En la plaza Colombia, Oneida mira la esfera de su enorme reloj pulsera y coincide con la llegada de Manuel: el conductor de una «ciclo taxi»: una bicicleta a la que se le ha adaptado una tercera rueda para poder llevar una especie de toldo o casucha con la cual se transporta pasajeros en el casco urbano de Uribia. Manuel tiene 38 años, es delgado y menudo.      

Oneida comienza a empacar la artesanía en cuatro bolsas de plástico. Una adolescente que funge de asistente hace lo mismo en una mochila amarilla de considerable capacidad. Manuel se incorpora y desarma una mesa como si fuera pieza de lego. Coloca las patas sobre la base y la suspende luego sobre el techo de la casucha. Cuando tiene la certeza de que todo está en orden, comienza a pedalear alrededor de la plaza en medio de un fluido tráfico de motocicletas, carros y transeúntes.

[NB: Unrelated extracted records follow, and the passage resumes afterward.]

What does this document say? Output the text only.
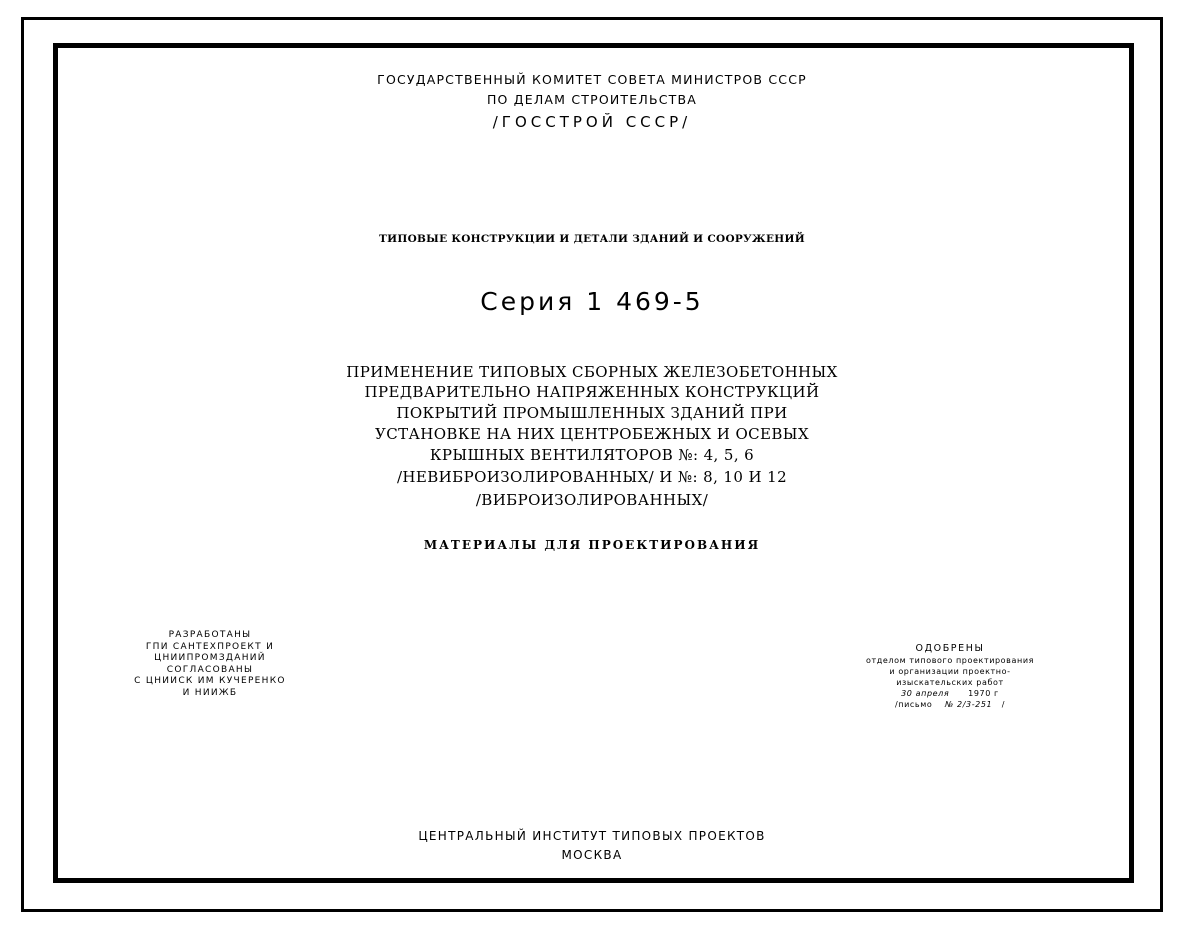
ГОСУДАРСТВЕННЫЙ КОМИТЕТ СОВЕТА МИНИСТРОВ СССР
ПО ДЕЛАМ СТРОИТЕЛЬСТВА
/ГОССТРОЙ СССР/
ТИПОВЫЕ КОНСТРУКЦИИ И ДЕТАЛИ ЗДАНИЙ И СООРУЖЕНИЙ
Серия 1 469-5
ПРИМЕНЕНИЕ ТИПОВЫХ СБОРНЫХ ЖЕЛЕЗОБЕТОННЫХ
ПРЕДВАРИТЕЛЬНО НАПРЯЖЕННЫХ КОНСТРУКЦИЙ
ПОКРЫТИЙ ПРОМЫШЛЕННЫХ ЗДАНИЙ ПРИ
УСТАНОВКЕ НА НИХ ЦЕНТРОБЕЖНЫХ И ОСЕВЫХ
КРЫШНЫХ ВЕНТИЛЯТОРОВ №: 4, 5, 6
/НЕВИБРОИЗОЛИРОВАННЫХ/ И №: 8, 10 И 12
/ВИБРОИЗОЛИРОВАННЫХ/
МАТЕРИАЛЫ ДЛЯ ПРОЕКТИРОВАНИЯ
РАЗРАБОТАНЫ
ГПИ САНТЕХПРОЕКТ И
ЦНИИПРОМЗДАНИЙ
СОГЛАСОВАНЫ
С ЦНИИСК ИМ КУЧЕРЕНКО
И НИИЖБ
ОДОБРЕНЫ
отделом типового проектирования
и организации проектно-
изыскательских работ
30 апреля 1970 г
/письмо № 2/3-251 /
ЦЕНТРАЛЬНЫЙ ИНСТИТУТ ТИПОВЫХ ПРОЕКТОВ
МОСКВА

Al cabo de diez minutos, Manuel remonta el polvoriento camino de Petsuapá con el empuje de un toro de lidia; pedalea inclinado y mira hacia el suelo para proteger sus ojos del furor de la ventisca. Oneida guarda la aguja, el susü en ciernes y suspira profundo. Así idealiza cada día su sueño para seguir tejiendo en Uribia el mejor porvenir.